Дед сделал паузу, как опытный рассказчик. Стал тянуть чай. Вся компания напряглась, внимательно следя за его движениями. Люди собрались бывалые, но зачем пчеловоду зеркало, таз и тем более велосипедный насос, угадать бы никто не смог.
- И вот, - продолжает старый пасечник, - подходим к дереву, примериваемся. Потом по счету “раз, два, три” мой напарник резко наводит на рой солнечный луч! Я в это время что есть силы бью палкой по тазу! И тут же мощной струей обливаю пчел водой!!!
Мы остолбенели (это буквально: застыли в тех позах, кто в какой был). А дед продолжает - как песню поет:
- Часто у нас получалось с первого раза. Пчелы, считая, что разразилась гроза, падают вниз. Рефлекс срабатывает. И тогда уже в траве их собираешь, ищешь матку - в общем, все как полагается. Но главное, не было случая, чтобы нас постиг неуспех.

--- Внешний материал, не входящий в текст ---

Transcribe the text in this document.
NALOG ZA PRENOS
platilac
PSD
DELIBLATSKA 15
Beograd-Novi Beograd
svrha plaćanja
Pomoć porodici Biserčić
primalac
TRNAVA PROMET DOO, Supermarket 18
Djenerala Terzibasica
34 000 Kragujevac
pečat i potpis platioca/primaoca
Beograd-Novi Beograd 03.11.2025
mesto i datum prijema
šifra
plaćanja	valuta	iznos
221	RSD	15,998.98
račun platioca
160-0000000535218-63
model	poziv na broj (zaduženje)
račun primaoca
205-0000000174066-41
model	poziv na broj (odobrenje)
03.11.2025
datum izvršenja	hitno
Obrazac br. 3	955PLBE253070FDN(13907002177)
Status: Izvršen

Конечно, присутствующие посмеялись над этим способом, больше похожим на выдумку плюшевого медвежонка Винни-Пуха, о котором я читал вслух своей маленькой дочке. В какой-то момент уже казалось, что дед сейчас подмигнет и спросит, как в телевизионном “Блеф-клубе”: “Ну что, верите, что это правда, или нет?” Но он стал раскланиваться со старомодной почтительностью:
- Уж не обессудьте. И не подумайте, что я все придумал. Мы такой способ использовали много раз и всегда получали добрый результат. Так что если возникнет ситуация, может быть, вспомните. А может, расскажете кому-нибудь.
Он двинулся за внуком по тропинке. А я, глядя им вслед, почему-то стал думать о том, как изменилось соотношение правды и лжи в нашей сегодняшней жизни. Еще недавно казалось, что противопоставление этих понятий - основа нового строя. Верилось, что мы разрушили советскую власть именно потому, что больше не можем жить во лжи. Думалось: если руководитель начнет говорить правду, держать слово, выполнять принятые решения - это сделает его политиком новой формации. Оказалось, все не так.

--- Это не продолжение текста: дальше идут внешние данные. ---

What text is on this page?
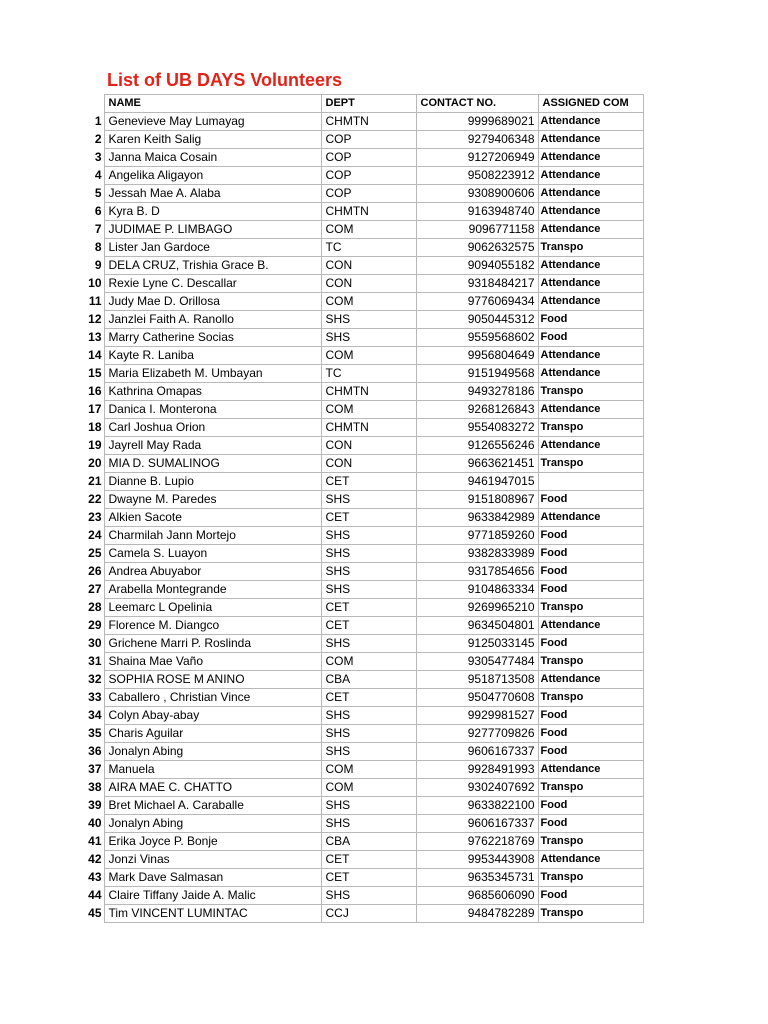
List of UB DAYS Volunteers
	NAME	DEPT	CONTACT NO.	ASSIGNED COM
1	Genevieve May Lumayag	CHMTN	9999689021	Attendance
2	Karen Keith Salig	COP	9279406348	Attendance
3	Janna Maica Cosain	COP	9127206949	Attendance
4	Angelika Aligayon	COP	9508223912	Attendance
5	Jessah Mae A. Alaba	COP	9308900606	Attendance
6	Kyra B. D	CHMTN	9163948740	Attendance
7	JUDIMAE P. LIMBAGO	COM	9096771158	Attendance
8	Lister Jan Gardoce	TC	9062632575	Transpo
9	DELA CRUZ, Trishia Grace B.	CON	9094055182	Attendance
10	Rexie Lyne C. Descallar	CON	9318484217	Attendance
11	Judy Mae D. Orillosa	COM	9776069434	Attendance
12	Janzlei Faith A. Ranollo	SHS	9050445312	Food
13	Marry Catherine Socias	SHS	9559568602	Food
14	Kayte R. Laniba	COM	9956804649	Attendance
15	Maria Elizabeth M. Umbayan	TC	9151949568	Attendance
16	Kathrina Omapas	CHMTN	9493278186	Transpo
17	Danica I. Monterona	COM	9268126843	Attendance
18	Carl Joshua Orion	CHMTN	9554083272	Transpo
19	Jayrell May Rada	CON	9126556246	Attendance
20	MIA D. SUMALINOG	CON	9663621451	Transpo
21	Dianne B. Lupio	CET	9461947015	
22	Dwayne M. Paredes	SHS	9151808967	Food
23	Alkien Sacote	CET	9633842989	Attendance
24	Charmilah Jann Mortejo	SHS	9771859260	Food
25	Camela S. Luayon	SHS	9382833989	Food
26	Andrea Abuyabor	SHS	9317854656	Food
27	Arabella Montegrande	SHS	9104863334	Food
28	Leemarc L Opelinia	CET	9269965210	Transpo
29	Florence M. Diangco	CET	9634504801	Attendance
30	Grichene Marri P. Roslinda	SHS	9125033145	Food
31	Shaina Mae Vaño	COM	9305477484	Transpo
32	SOPHIA ROSE M ANINO	CBA	9518713508	Attendance
33	Caballero , Christian Vince	CET	9504770608	Transpo
34	Colyn Abay-abay	SHS	9929981527	Food
35	Charis Aguilar	SHS	9277709826	Food
36	Jonalyn Abing	SHS	9606167337	Food
37	Manuela	COM	9928491993	Attendance
38	AIRA MAE C. CHATTO	COM	9302407692	Transpo
39	Bret Michael A. Caraballe	SHS	9633822100	Food
40	Jonalyn Abing	SHS	9606167337	Food
41	Erika Joyce P. Bonje	CBA	9762218769	Transpo
42	Jonzi Vinas	CET	9953443908	Attendance
43	Mark Dave Salmasan	CET	9635345731	Transpo
44	Claire Tiffany Jaide A. Malic	SHS	9685606090	Food
45	Tim VINCENT LUMINTAC	CCJ	9484782289	Transpo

Блеф стал не только литературной модой. Лгут управленцы, функционеры, военные - лгут и добиваются результата. Дезинформация, заказной компромат, манипуляция общественным мнением стали самой эффективной методикой достижения успеха. Не работа, не конкурентоспособность, не верность слову, а вранье без зазрения совести - действенный инструмент в новой системе. Нам говорили: демократия обеспечивает правдивую информацию. Оказалось, ничего подобного. Нас уверяли: гражданское общество защищает людей от наветов и произвола. А на поверку - новая система не имеет даже того, что было при советской: общественного мнения.
Если бы все это можно было списать на пережитки социализма, не было бы проблемы: подождем, переживем. Но зайдите в русский политический Интернет. Его не было при советской власти, а сегодня там шагу нельзя ступить, чтобы не вляпаться в такую среду, где уничтожена сама идея правды как ценности. Сама ложь стала идеологией: дезинформация, шантаж, провокация отстаиваются как наиболее уважаемые приемы политической деятельности. Куда ж дальше? Чего ж больше?
Мы думали: когда народ опущен, его надо поднимать. А эти “эффективные политики” сделали другой вывод: если народ опущен, им надо соответственно управлять. Неужто они думают, что у аморальности нет дна? Не знают, во что упрутся...
Однако я заболтался - это дед разворошил своим веселым рассказом. Между тем он все еще шустро шел в горку живым, легким ходом, как бы демонстрируя мне какой-то иной, упущенный способ жизни. Где нет этой грязи, этой чертовой политики. Где мужики занимаются простым чистым делом и доживают в здравом уме и теле до девяноста пяти, черпая силы от меда. И от того спокойствия, которое дает пасека.